In the past, people had to wait two weeks to get results from tests taken in Steamboat Springs. The test required a small blood sample, which was sent to Denver to be analyzed.
"That waiting period was really stressful for people," said Aimee Quadri, health center manager for Planned Parenthood of Steamboat Springs. "In fact, we were finding that a lot of people weren't ever returning to get their results."
For almost a year, Planned Parenthood has been able to provide an oral test that takes only 20 minutes for results.
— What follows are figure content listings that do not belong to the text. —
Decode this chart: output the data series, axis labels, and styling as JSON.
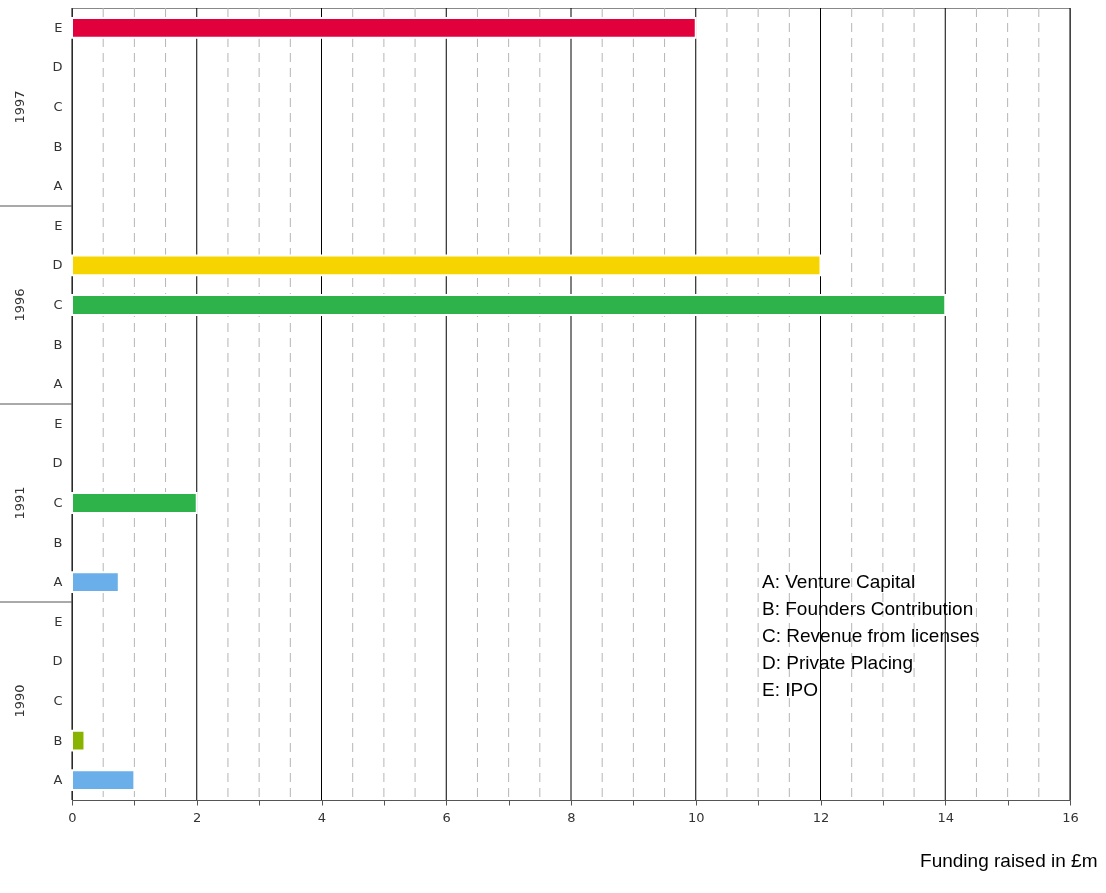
{
  "chart_data": {
    "type": "bar",
    "orientation": "horizontal",
    "categories": [
      "E",
      "D",
      "C",
      "B",
      "A",
      "E",
      "D",
      "C",
      "B",
      "A",
      "E",
      "D",
      "C",
      "B",
      "A",
      "E",
      "D",
      "C",
      "B",
      "A"
    ],
    "values": [
      10,
      null,
      null,
      null,
      null,
      null,
      12,
      14,
      null,
      null,
      null,
      null,
      2,
      null,
      0.75,
      null,
      null,
      null,
      0.2,
      1
    ],
    "colors": [
      "#e2003c",
      null,
      null,
      null,
      null,
      null,
      "#f5d400",
      "#2db34a",
      null,
      null,
      null,
      null,
      "#2db34a",
      null,
      "#6aaeea",
      null,
      null,
      null,
      "#88b400",
      "#6aaeea"
    ],
    "xlabel": "Funding raised in £m",
    "xlim": [
      0,
      16
    ],
    "xticks": [
      0,
      {
        "value": 0.5,
        "label": null
      },
      {
        "value": 1,
        "label": null
      },
      {
        "value": 1.5,
        "label": null
      },
      2,
      {
        "value": 2.5,
        "label": null
      },
      {
        "value": 3,
        "label": null
      },
      {
        "value": 3.5,
        "label": null
      },
      4,
      {
        "value": 4.5,
        "label": null
      },
      {
        "value": 5,
        "label": null
      },
      {
        "value": 5.5,
        "label": null
      },
      6,
      {
        "value": 6.5,
        "label": null
      },
      {
        "value": 7,
        "label": null
      },
      {
        "value": 7.5,
        "label": null
      },
      8,
      {
        "value": 8.5,
        "label": null
      },
      {
        "value": 9,
        "label": null
      },
      {
        "value": 9.5,
        "label": null
      },
      10,
      {
        "value": 10.5,
        "label": null
      },
      {
        "value": 11,
        "label": null
      },
      {
        "value": 11.5,
        "label": null
      },
      12,
      {
        "value": 12.5,
        "label": null
      },
      {
        "value": 13,
        "label": null
      },
      {
        "value": 13.5,
        "label": null
      },
      14,
      {
        "value": 14.5,
        "label": null
      },
      {
        "value": 15,
        "label": null
      },
      {
        "value": 15.5,
        "label": null
      },
      16
    ],
    "grid": true,
    "annotations": [
      "1997",
      "1996",
      "1991",
      "1990",
      "A: Venture Capital",
      "B: Founders Contribution",
      "C: Revenue from licenses",
      "D: Private Placing",
      "E: IPO"
    ]
  }
}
The test, called Oraquick, is taken with a white swab run across the gums. The swab collects antibodies that are tested in the next room. "It's extremely accurate," Quadri said. "We're really happy to have it, because people stick around for the results; it's less stressful, and there is no finger-poking."
The test works much like a home pregnancy test, with a line that shows up in the window if the test is positive.
The Oraquick test is a preliminary test. If the results come back positive for HIV, a blood sample will be taken and sent to Denver for confirmation.
Planned Parenthood will offer discounted $15 HIV tests Thursday in recognition of World AIDS Day. The test is oral, and results are ready in 20 minutes. Appointments are suggested, but walk-ins are welcome at 1104 B 11th St. Call 879-2212.
The Oraquick test costs $37 if taken with other tests for sexually transmitted diseases or $64 if taken on its own.
For World AIDS Day on Thursday, Planned Parenthood will offer the test for $15. People can make appointments or walk into the clinic at 1104 B 11th St.
"We don't see a lot of positive HIV tests in Steamboat. We see a lot of other STDs," Quadri said. "But sexually active people need to know their HIV status."
There is a window period between infection and the test's ability to pick up the HIV antibodies, Quadri said. If someone is worried about unsafe sex during the weekend, he or she needs to wait for three months before the test is effective.
While people are waiting for the results of their tests, Planned Parenthood staff give them a risk assessment and discuss a risk-reduction plan.
"For a lot of people, a negative AIDS test is seen as a clean slate," Quadri said.